SQL Puzzle #1

Background

I had to write a semi-interesting SQL query this past week and thought it might make for a fun SQL puzzle (for very small values of "fun").

I'm working on a bio-tech business intelligence application, but I simplified things way down to two tables in a SQL Server 2000 database: Student and Grade. The student may have any number of grades, and may of course may get the same grade several times.

StudentID FirstName LastName
1 Bill Smith
2 Bobby Brown
3 Derek Zoolander
GradeID StudentID Grade
1 2 61
2 3 98
3 1 87
... ... ...
18 1 58
19 2 82
20 3 68

 

Task

Prepare a report that shows the top ten grades for each student. You must show exactly ten rows for each student, so if they have less than ten grades you should show a null. Remember that you need to handle the case where the same student gets the same score more than once (e.g.- in my results below, check out Bobby Brown's top two grades are both 82).

Row StudentID FirstName LastName Grade
1 1 Bill Smith 94
2 1 Bill Smith 87
3 1 Bill Smith 82
4 1 Bill Smith 67
5 1 Bill Smith 62
6 1 Bill Smith 58
7 1 Bill Smith NULL
8 1 Bill Smith NULL
9 1 Bill Smith NULL
10 1 Bill Smith NULL
1 2 Bobby Brown 82
2 2 Bobby Brown 82
3 2 Bobby Brown 72
7 3 Derek Zoolander 53
8 3 Derek Zoolander NULL
9 3 Derek Zoolander NULL
10 3 Derek Zoolander NULL

My answer will not use cursors and will run on standard SQL 2000 T-SQL, but if you'd like to submit answers using the SQL 2005 ranking functions, go for it. Post your answers as comments; my answer will be in the next post.

Here's a SQL script with some sample data. You'll need to create a "test" database to run this. 

 

use [test]
go

if exists (select * from information_schema.tables where table_name = 'Grade') drop table Grade
if exists (select * from information_schema.tables where table_name = 'Student') drop table student

create table Student(
StudentID int identity(1,1) primary key,
FirstName varchar(50),
LastName varchar(50)
)

insert into student(firstname, lastname) values ('Bill','Smith')
insert into student(firstname, lastname) values ('Bobby','Brown')
insert into student(firstname, lastname) values ('Derek','Zoolander')

create table Grade(
GradeID int identity(1,1),
StudentID int,
Grade float
)
ALTER TABLE Grade WITH CHECK ADD CONSTRAINT FK_Grade_Student FOREIGN KEY([StudentID]) REFERENCES Student(StudentID)

declare @counter int
declare @grade int
set @counter = 0
while @counter < 20
begin
  set @counter = @counter + 1
  set @grade = cast(50*rand(cast(cast(newid() as binary(8)) as int)) as int) + 50
  insert into Grade (StudentID,Grade) values (@counter % 3 + 1,@grade)
end
select * from Grade
go
Published Thursday, November 02, 2006 12:05 AM by Jon Galloway
Filed under: ,

Comments

# SQL Puzzle #1 - Answer

Here's mysolution to the puzzle in my previous post. If you haven't seen the challenge, go back and read

Thursday, November 02, 2006 3:22 AM by Jon Galloway

# re: SQL Puzzle #1

The answer would be very simple, if you wouldn't have the rule to have always 10 rows, even when less than 10 grades are known.

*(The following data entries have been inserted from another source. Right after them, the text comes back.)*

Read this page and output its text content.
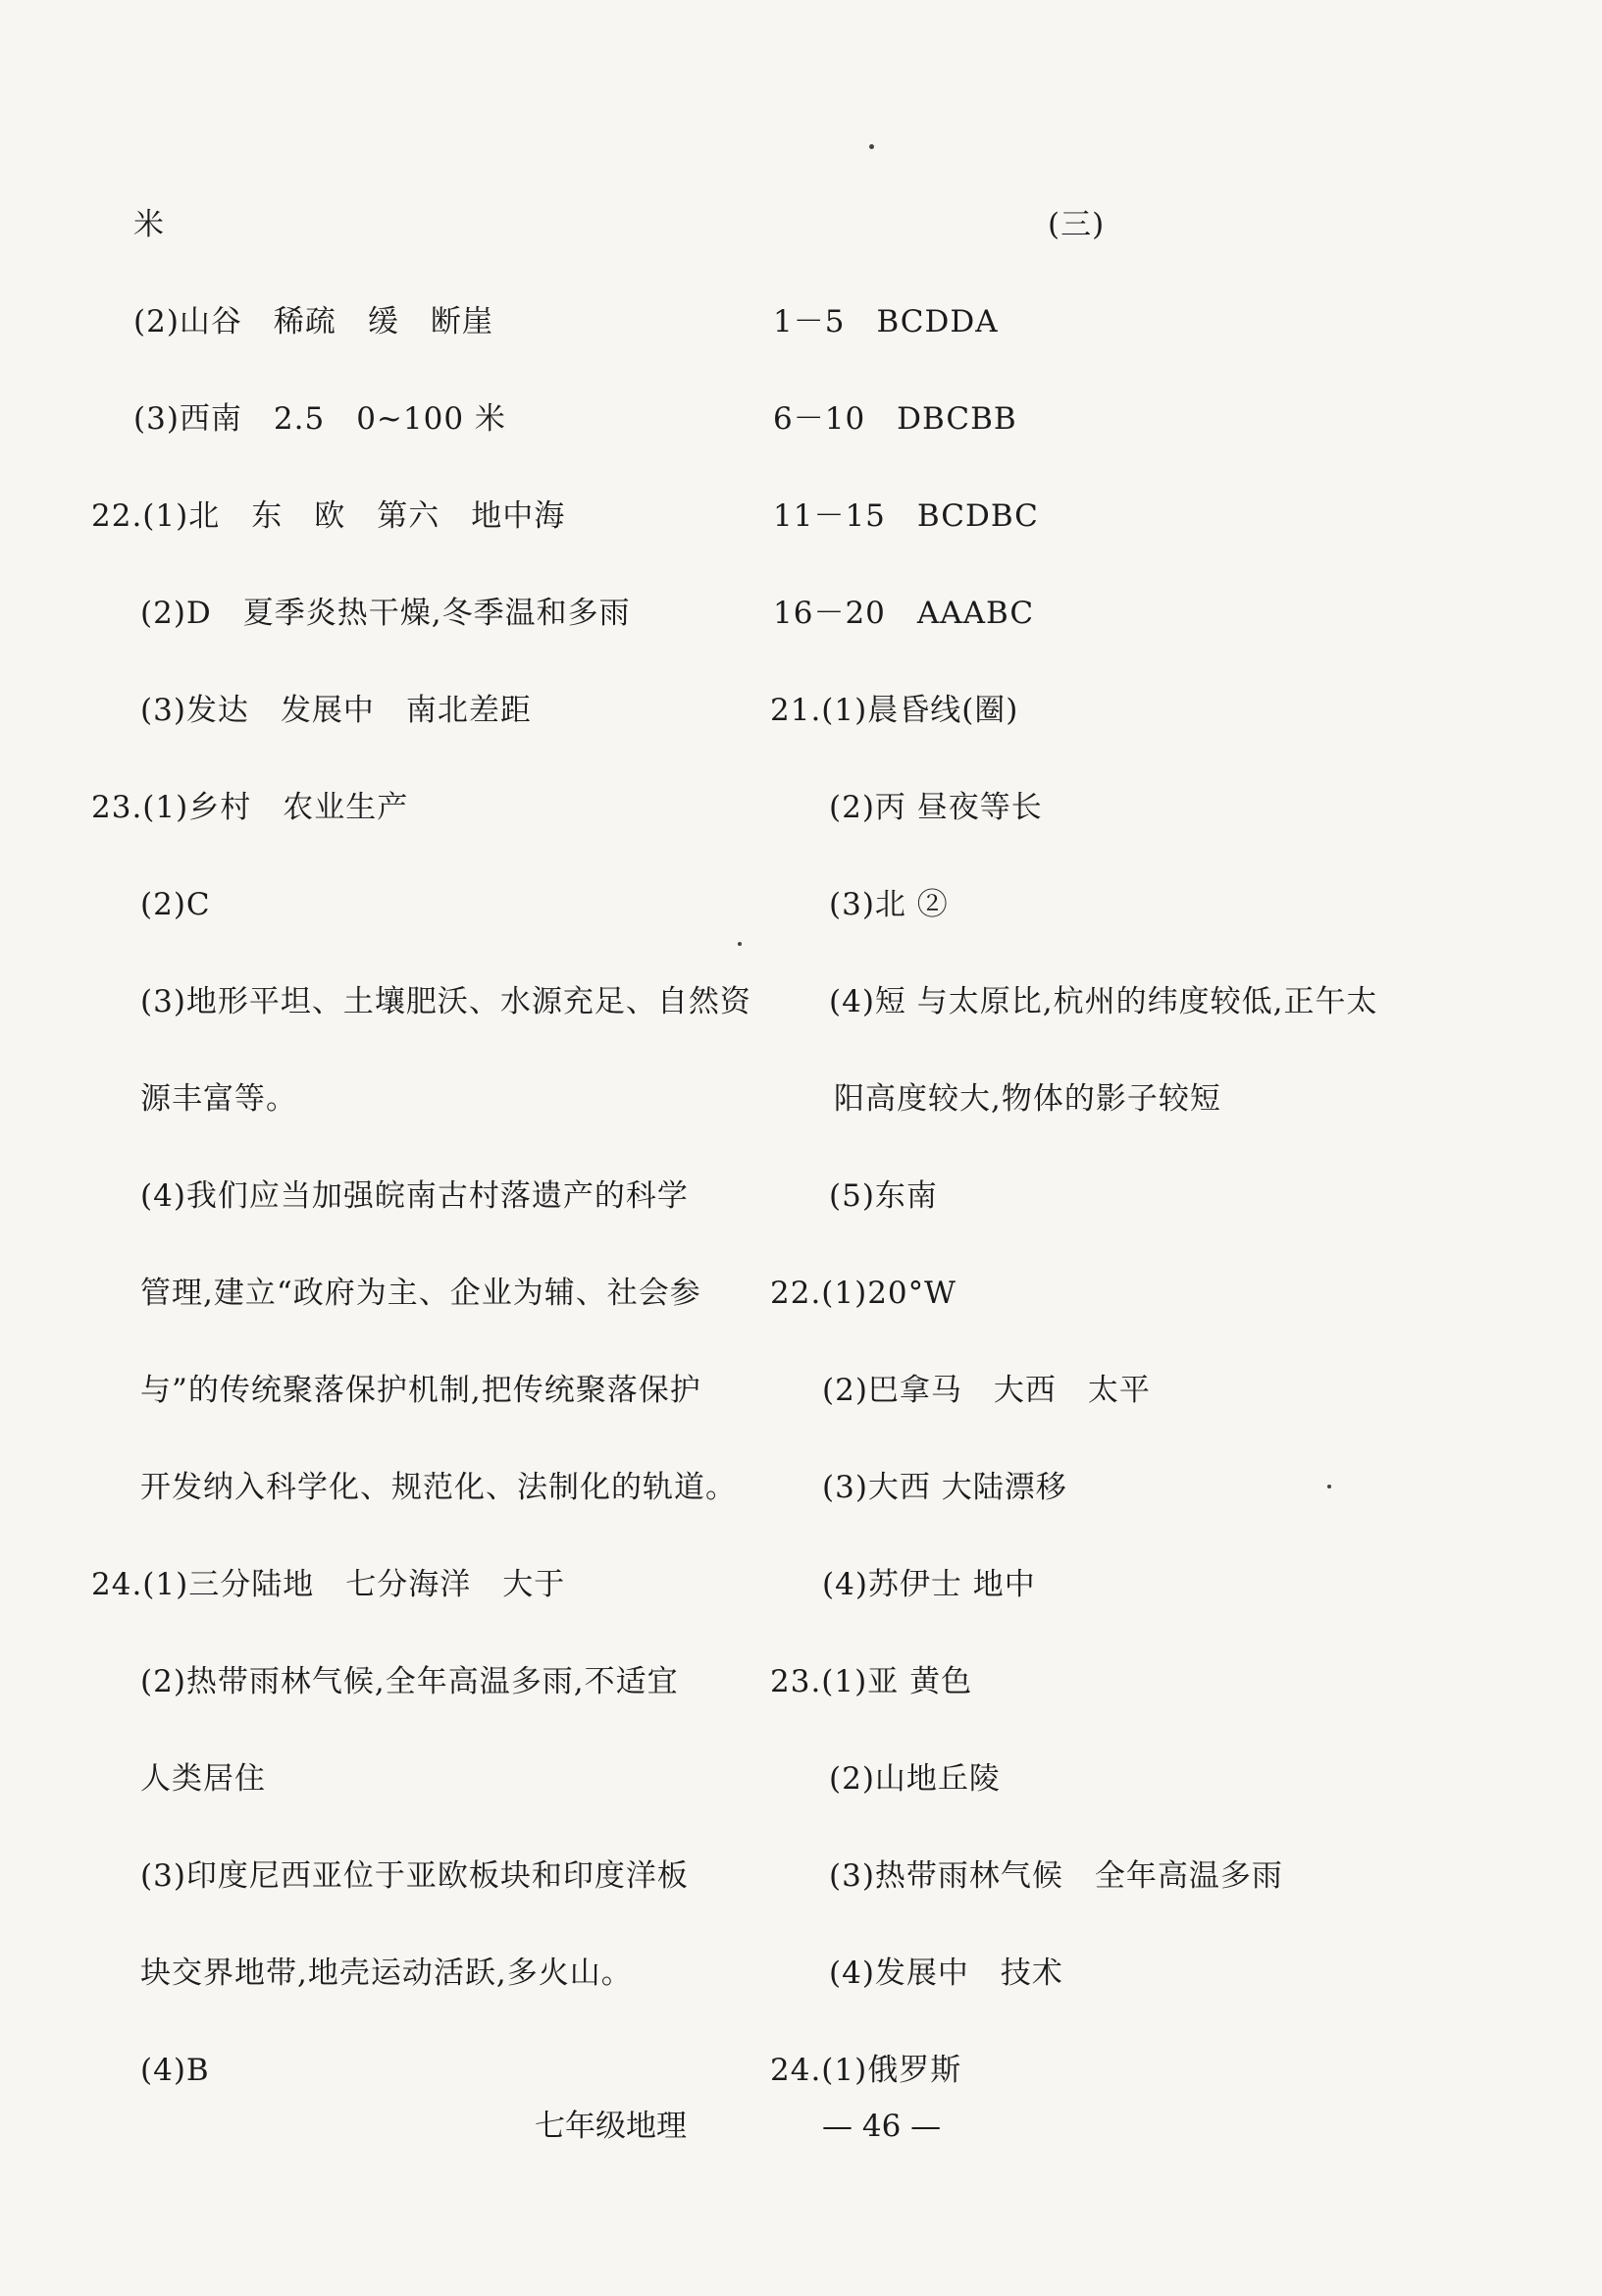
米
(2)山谷　稀疏　缓　断崖
(3)西南　2.5　0~100 米
22.(1)北　东　欧　第六　地中海
(2)D　夏季炎热干燥,冬季温和多雨
(3)发达　发展中　南北差距
23.(1)乡村　农业生产
(2)C
(3)地形平坦、土壤肥沃、水源充足、自然资
源丰富等。
(4)我们应当加强皖南古村落遗产的科学
管理,建立“政府为主、企业为辅、社会参
与”的传统聚落保护机制,把传统聚落保护
开发纳入科学化、规范化、法制化的轨道。
24.(1)三分陆地　七分海洋　大于
(2)热带雨林气候,全年高温多雨,不适宜
人类居住
(3)印度尼西亚位于亚欧板块和印度洋板
块交界地带,地壳运动活跃,多火山。
(4)B
(三)
1－5　BCDDA
6－10　DBCBB
11－15　BCDBC
16－20　AAABC
21.(1)晨昏线(圈)
(2)丙 昼夜等长
(3)北 ②
(4)短 与太原比,杭州的纬度较低,正午太
阳高度较大,物体的影子较短
(5)东南
22.(1)20°W
(2)巴拿马　大西　太平
(3)大西 大陆漂移
(4)苏伊士 地中
23.(1)亚 黄色
(2)山地丘陵
(3)热带雨林气候　全年高温多雨
(4)发展中　技术
24.(1)俄罗斯
七年级地理	— 46 —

Because you can do something like:

SELECT S.StudentID, S.FirstName, S.LastName, SG.Grade,  FROM

STUDENT S LEFT JOIN (SELECT TOP 10 * FROM GRADE G WHERE S.StudentID = G.StudentID ORDER BY Grade DESC) SG

ORDER BY S.StudentID ASC

(not tested, might be full of bugs)

You see, the ordering number in the list and the empty rows to make it to 10 rows, is not a set problem, but a data consumer's problem, so you shouldn't solve it in SQL but in the code consuming the data.

Thursday, November 02, 2006 6:15 AM by Frans Bouma

# re: SQL Puzzle #1

Sorry, Frans - My puzzle, my rules. You flunk! ;-)

Thursday, November 02, 2006 2:39 PM by Jon Galloway

# re: SQL Puzzle #1

This seems to work for me:

select

d.studentid

,s.firstname

,s.lastname

,g.grade

from (

select

g.gradeid

,s.studentid

,null as rank

from

grade g

join student s

on s.studentid=g.studentid

where

gradeid in (select top 10 gradeid from grade where studentid=g.studentid order by grade desc)

union select null, studentid,1 from student s where 1 > (select count(*) from grade t where s.studentid=t.studentid)

union select null, studentid,2 from student s where 2 > (select count(*) from grade t where s.studentid=t.studentid)

union select null, studentid,3 from student s where 3 > (select count(*) from grade t where s.studentid=t.studentid)

union select null, studentid,4 from student s where 4 > (select count(*) from grade t where s.studentid=t.studentid)

union select null, studentid,5 from student s where 5 > (select count(*) from grade t where s.studentid=t.studentid)

union select null, studentid,6 from student s where 6 > (select count(*) from grade t where s.studentid=t.studentid)

union select null, studentid,7 from student s where 7 > (select count(*) from grade t where s.studentid=t.studentid)

union select null, studentid,8 from student s where 8 > (select count(*) from grade t where s.studentid=t.studentid)

union select null, studentid,9 from student s where 9 > (select count(*) from grade t where s.studentid=t.studentid)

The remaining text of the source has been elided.